El jefe de estandarte acusó recibo de la orden con un saludo militar, y comenzó a gritar a los hombres. En ese momento el noble dio media vuelta a
Rencory
lo lanzó a la carrera hacia los caballeros que aguardaban.

Para cuando llegó junto a Dachvar, los guerreros del Caos se habían puesto en movimiento. Descendieron por la larga ladera como una hirviente masa desorganizada y sedienta de sangre que corría, arrastraba los pies y brincaba con pasos deslizantes de piernas torcidas. Blandían toscas armas por encima de sus cabezas deformes, y pedían a gritos la sangre de sus enemigos. A los ojos de Malus parecía que hubiera más de diez mil, un espectáculo que llenó de pavor incluso su negro corazón. «Las cosas nunca deberían haber llegado hasta aquí», pensó con amargura. ¿Cómo había podido prever Nagaira lo que él haría?

El suelo temblaba debido al estruendo de los miles de pies que corrían. Cabezas cornudas y espadas en alto destacaban como siluetas negras contra el infernal fondo del campamento incendiado del Caos.

Cuando los primeros guerreros enemigos se encontraban a un tercio de la distancia que los separaba del pie de la elevación, Malus oyó el áspero sonido de la voz del señor Meiron.

—¡
Sa'an'ishar
! —gritó.

Al instante, un susurro recorrió los regimientos de lanceros cuando éstos prepararon los escudos e inclinaron hacia delante las largas lanzas.

—¡Filas posteriores! ¡Preparad ballestas!

Una ondulación de formas acorazadas recorrió la línea de batalla cuando los guerreros druchii levantaron las ballestas de repetición y las inclinaron hacia el cielo. El señor Meiron alzó la espada.

—¡Preparados..., preparados..., disparad!

Sonaron las cuerdas de mil quinientas ballestas, y una lluvia de negras saetas silbó por el aire. Ni una sola pudo dejar de encontrar un blanco al caer en la masa de soldados enemigos, y los aullidos de furia se transformaron en alaridos de dolor cuando las flechas se clavaron en los guerreros mal protegidos. Cayeron centenares de humanos y hombres bestia, y sus cuerpos fueron pisoteados por sus compañeros cuando el resto de la muchedumbre continuó la carrera.

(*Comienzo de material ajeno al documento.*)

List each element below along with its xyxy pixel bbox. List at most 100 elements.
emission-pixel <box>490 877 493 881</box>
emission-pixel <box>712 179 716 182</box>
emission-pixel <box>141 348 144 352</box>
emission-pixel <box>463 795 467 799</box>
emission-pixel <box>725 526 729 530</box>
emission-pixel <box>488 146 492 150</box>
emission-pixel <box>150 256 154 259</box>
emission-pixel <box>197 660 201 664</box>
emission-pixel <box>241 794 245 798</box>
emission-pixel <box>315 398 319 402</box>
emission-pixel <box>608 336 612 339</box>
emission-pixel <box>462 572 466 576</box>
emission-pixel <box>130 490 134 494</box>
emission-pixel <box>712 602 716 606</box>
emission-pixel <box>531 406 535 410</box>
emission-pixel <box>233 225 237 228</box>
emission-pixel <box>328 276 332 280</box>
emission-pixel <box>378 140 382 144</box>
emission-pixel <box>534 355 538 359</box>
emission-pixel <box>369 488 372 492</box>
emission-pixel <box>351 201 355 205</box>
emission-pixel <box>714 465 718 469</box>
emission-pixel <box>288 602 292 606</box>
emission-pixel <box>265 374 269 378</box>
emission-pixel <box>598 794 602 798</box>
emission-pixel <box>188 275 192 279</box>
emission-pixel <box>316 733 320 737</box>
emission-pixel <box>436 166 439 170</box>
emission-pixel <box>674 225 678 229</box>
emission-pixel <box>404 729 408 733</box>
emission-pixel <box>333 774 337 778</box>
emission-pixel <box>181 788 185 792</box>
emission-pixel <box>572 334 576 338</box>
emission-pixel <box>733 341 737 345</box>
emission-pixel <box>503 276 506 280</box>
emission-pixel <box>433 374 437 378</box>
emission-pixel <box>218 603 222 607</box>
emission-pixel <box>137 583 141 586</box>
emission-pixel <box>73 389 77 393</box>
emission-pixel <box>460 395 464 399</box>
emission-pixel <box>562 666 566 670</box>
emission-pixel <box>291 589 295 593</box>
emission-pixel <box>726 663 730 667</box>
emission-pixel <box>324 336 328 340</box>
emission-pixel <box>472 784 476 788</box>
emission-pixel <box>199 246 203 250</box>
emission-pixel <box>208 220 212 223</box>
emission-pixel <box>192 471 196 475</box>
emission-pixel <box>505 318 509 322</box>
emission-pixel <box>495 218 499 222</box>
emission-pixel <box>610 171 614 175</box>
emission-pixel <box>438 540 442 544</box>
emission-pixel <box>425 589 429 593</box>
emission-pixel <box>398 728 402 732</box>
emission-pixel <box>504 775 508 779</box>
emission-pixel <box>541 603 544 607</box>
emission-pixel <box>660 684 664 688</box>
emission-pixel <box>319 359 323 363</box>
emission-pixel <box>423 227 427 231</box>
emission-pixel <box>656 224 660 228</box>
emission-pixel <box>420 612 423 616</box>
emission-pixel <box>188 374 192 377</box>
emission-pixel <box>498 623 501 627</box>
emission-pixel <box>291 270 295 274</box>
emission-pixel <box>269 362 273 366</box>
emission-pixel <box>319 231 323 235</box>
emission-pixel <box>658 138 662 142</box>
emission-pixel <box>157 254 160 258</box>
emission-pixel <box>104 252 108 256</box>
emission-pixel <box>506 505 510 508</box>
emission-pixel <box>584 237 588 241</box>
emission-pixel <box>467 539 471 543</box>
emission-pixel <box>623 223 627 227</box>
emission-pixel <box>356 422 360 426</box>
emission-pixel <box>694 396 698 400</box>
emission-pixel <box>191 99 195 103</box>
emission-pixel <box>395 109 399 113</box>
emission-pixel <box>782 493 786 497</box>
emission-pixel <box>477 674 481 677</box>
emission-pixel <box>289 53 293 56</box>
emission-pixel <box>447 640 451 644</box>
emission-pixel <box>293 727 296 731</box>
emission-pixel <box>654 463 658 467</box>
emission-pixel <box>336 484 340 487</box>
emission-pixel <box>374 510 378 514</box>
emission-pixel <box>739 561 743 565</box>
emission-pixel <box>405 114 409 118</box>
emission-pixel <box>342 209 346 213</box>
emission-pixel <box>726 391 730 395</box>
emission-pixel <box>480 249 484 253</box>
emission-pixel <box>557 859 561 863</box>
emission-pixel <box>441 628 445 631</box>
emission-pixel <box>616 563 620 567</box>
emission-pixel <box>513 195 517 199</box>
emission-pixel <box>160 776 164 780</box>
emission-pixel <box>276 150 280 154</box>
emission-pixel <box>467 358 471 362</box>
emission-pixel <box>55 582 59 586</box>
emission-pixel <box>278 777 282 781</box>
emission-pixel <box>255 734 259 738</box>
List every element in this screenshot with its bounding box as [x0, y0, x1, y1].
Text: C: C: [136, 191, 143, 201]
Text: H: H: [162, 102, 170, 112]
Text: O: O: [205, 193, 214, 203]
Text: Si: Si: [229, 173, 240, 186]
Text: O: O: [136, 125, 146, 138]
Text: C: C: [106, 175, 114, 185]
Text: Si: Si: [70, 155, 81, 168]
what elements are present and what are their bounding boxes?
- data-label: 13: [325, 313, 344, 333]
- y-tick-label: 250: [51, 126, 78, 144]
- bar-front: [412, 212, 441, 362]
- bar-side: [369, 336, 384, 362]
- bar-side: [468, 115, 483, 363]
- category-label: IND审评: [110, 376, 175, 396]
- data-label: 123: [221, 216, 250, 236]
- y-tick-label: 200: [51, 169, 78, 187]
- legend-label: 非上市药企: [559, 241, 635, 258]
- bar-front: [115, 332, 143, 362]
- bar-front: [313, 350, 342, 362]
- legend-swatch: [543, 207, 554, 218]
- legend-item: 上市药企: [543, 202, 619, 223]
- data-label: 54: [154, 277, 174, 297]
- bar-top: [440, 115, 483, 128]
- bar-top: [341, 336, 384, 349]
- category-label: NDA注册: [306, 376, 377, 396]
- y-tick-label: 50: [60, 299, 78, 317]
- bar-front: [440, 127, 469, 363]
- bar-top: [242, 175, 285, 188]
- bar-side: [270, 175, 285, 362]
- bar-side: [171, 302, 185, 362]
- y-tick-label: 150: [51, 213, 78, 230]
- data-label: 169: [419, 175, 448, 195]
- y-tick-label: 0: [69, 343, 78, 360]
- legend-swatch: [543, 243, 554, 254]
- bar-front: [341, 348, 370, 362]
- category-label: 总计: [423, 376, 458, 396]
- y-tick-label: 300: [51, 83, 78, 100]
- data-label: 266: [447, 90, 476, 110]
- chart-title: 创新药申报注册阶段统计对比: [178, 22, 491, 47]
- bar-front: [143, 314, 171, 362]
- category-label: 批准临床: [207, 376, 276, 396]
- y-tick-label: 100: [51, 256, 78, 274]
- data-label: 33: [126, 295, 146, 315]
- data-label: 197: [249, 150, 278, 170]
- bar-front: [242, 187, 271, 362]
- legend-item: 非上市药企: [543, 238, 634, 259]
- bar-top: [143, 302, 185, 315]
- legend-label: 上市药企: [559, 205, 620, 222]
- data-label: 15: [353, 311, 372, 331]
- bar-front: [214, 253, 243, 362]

Las tropas del Caos lanzadas a la carga habían llegado al pie de la elevación. Un ruido de metal aceitado recorrió arriba y abajo la línea cuando los druchii volvieron a cargar rápidamente sus armas.

—¡Preparados! —gritó el señor Meiron—. ¡Disparad!

Otra sibilante tormenta de saetas salió volando hacia las filas del Caos. Centenares más resultaron muertos o heridos, y sus cuerpos fueron apilándose en la base de la cuesta. Salvajes hombres bestia apartaban de un golpe a los heridos o trepaban por encima de cadáveres acribillados, algunos a gatas en un intento por llegar hasta la línea de druchii.

Volvió a oírse el sonido de las ballestas al ser cargadas para disparar otra andanada. Las primeras líneas de enemigos estaban a menos de cincuenta metros de distancia.

—¡Primeras dos filas, arrodillaos! —gritó el señor Meiron, y los lanceros echaron obedientemente una rodilla a tierra—. ¡Filas posteriores, disparad!

Negra muerte segó vidas de atacantes, y las poderosas saetas atravesaron limpiamente a los enemigos más próximos. Las primeras tres filas de guerreros del Caos cayeron como trigo segado, e incluso Malus sacudió la cabeza con pasmo ante la escala de la masacre. En menos de un minuto, las laderas se habían convertido en un terreno de matanza, alfombrado con los cuerpos de los muertos.